Any advice would be greatly appreciated

Can't copy schema data in /mySql Workbench 6.0

I've just installed MySql Workbench 6.0.09 on recommendation. The main reason was to copy my Wordpress database which is stored in MySql.
I'm using the import/export function with a single file, however it doesn't seem to populate the new schema whether I create it before hand or let the process create it.

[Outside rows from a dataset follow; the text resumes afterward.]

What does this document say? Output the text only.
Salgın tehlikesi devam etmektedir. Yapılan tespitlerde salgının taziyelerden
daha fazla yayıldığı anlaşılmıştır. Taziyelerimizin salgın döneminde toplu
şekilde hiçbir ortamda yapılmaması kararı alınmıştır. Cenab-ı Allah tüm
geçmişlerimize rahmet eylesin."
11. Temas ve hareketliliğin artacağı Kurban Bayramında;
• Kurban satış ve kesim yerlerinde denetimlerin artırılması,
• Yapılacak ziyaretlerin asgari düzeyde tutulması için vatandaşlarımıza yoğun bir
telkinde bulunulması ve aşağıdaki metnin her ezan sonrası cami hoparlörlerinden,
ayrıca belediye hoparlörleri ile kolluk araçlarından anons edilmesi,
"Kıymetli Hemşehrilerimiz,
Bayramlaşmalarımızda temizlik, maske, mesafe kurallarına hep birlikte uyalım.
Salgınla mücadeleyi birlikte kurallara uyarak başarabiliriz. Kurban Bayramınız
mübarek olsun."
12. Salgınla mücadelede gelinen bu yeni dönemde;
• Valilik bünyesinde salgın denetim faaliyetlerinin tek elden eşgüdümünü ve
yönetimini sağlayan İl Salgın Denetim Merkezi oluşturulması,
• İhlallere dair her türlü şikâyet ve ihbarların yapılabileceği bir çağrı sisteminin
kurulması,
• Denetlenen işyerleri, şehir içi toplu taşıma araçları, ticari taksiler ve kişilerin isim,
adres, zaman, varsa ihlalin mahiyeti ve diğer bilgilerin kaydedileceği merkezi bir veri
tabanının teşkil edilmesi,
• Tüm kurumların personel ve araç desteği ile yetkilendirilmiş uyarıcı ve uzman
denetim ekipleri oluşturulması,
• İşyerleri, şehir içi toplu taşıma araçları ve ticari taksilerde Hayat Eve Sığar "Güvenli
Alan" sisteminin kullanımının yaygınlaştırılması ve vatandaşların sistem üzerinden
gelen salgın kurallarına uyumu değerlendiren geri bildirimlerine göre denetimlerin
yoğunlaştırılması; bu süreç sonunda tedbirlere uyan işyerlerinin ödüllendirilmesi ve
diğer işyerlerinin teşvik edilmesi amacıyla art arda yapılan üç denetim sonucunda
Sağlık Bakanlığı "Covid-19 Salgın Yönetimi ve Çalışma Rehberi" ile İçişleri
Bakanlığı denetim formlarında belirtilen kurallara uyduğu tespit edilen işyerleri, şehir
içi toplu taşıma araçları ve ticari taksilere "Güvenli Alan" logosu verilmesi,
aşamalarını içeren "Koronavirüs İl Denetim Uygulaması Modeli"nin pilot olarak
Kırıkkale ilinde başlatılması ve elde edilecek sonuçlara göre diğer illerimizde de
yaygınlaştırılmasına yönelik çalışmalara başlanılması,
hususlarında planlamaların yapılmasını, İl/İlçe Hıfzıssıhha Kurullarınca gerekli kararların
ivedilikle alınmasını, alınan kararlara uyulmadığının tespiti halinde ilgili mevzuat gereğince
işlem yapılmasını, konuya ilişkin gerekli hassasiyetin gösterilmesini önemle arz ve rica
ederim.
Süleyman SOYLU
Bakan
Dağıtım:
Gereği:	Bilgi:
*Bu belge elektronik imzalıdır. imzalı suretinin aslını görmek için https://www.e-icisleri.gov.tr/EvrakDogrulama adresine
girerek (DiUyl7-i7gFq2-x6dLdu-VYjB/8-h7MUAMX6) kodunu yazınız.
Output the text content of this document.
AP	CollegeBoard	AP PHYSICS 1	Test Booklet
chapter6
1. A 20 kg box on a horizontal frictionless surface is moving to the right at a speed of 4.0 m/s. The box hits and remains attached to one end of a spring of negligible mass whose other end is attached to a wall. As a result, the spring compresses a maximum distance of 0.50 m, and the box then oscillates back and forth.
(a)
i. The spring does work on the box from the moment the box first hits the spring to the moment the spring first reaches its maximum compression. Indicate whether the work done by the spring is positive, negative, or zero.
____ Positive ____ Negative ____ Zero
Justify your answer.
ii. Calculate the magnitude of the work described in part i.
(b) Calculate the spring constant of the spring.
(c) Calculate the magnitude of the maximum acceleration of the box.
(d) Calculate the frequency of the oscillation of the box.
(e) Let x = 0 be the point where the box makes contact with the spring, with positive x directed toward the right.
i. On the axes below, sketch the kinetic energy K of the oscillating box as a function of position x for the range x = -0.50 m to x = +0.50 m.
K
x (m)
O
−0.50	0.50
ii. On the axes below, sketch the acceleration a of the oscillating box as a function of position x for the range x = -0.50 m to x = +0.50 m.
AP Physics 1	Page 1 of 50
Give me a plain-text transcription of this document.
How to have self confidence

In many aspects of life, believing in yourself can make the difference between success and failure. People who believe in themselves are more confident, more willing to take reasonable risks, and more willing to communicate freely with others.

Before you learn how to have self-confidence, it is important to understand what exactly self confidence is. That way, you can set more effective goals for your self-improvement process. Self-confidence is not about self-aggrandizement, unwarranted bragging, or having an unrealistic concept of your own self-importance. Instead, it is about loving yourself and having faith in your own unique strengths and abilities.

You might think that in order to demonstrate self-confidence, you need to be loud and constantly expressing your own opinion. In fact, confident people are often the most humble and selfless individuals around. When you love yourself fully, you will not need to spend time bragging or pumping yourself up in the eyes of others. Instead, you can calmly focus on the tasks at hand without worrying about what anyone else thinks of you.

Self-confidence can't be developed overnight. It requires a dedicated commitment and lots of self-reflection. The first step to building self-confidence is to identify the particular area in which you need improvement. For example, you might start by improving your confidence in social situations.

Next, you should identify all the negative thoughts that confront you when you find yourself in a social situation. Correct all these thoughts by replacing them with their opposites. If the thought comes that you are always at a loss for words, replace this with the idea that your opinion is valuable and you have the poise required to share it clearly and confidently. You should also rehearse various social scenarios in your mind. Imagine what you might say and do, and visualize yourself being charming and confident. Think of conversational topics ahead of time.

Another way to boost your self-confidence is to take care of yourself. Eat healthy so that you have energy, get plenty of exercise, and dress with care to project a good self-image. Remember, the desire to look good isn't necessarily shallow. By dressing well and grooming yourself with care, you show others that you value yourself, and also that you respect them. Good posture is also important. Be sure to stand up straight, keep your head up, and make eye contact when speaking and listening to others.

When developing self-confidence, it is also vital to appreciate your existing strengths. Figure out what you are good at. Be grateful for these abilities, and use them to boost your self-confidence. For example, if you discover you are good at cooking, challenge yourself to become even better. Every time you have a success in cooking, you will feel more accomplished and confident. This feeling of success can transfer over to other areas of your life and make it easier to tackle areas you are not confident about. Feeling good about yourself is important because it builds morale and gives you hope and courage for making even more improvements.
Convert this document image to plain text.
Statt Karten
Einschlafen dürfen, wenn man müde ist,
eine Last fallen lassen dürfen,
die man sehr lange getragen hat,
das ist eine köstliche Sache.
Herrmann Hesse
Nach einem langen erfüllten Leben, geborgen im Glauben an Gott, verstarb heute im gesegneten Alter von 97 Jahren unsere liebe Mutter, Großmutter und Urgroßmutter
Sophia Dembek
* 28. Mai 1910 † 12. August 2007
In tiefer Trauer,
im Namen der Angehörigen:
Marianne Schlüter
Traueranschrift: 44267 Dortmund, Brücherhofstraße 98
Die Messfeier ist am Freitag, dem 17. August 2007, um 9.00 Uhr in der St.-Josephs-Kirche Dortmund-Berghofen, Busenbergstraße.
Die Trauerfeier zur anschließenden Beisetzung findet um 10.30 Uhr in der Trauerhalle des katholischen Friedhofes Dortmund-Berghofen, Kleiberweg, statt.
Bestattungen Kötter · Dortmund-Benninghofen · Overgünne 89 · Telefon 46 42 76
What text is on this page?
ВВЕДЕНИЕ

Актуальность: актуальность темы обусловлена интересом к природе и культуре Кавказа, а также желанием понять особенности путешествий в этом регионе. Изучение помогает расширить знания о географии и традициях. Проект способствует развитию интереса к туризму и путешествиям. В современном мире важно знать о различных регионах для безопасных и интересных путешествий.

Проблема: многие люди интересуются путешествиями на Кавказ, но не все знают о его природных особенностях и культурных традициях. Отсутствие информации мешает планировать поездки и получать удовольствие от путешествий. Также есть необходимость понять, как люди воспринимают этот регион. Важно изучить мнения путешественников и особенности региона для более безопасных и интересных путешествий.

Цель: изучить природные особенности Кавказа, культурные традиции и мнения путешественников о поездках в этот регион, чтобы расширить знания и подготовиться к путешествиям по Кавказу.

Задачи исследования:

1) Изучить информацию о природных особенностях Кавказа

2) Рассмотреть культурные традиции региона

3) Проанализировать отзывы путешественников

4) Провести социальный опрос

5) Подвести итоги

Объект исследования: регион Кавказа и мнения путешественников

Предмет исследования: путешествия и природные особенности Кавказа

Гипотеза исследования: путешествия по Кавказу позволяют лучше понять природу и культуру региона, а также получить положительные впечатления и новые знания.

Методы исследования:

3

I've read somewhere that this cross schema copy doesn't work in older versions, but I'm unsure whether this is still the case, i'm doing something wrong, or there is a permissions issue. It seems unlikely that I'm doing something wrong as there is literally a few clicks to deal with.
Anyone advise?
From the discussion above I conclude this question is about creating a duplicate of an existing database using MySQL Workbench. There are several possible approaches for this scenario:
Createa a dump of your source server using the Data Export feature in MySQL Workbench:
. Then restore that dump on the target machine (via Data Import/Restore).
Do a quick an easy shot by using Schema Transfer Wizard. See menu -> Database -> Schema Transfer Wizard...
Start a normal MySQL to MySQL migration using the Migration Wizard under the same menu item. This would also allow to migrate to different MySQL versions.
I didn't find an answer to this however, I did work out a solution.
1) I took a backup of the existing database.
2) I edited the script produced by the backup. I edited the database name on 2 lines at the top of the script then ran it.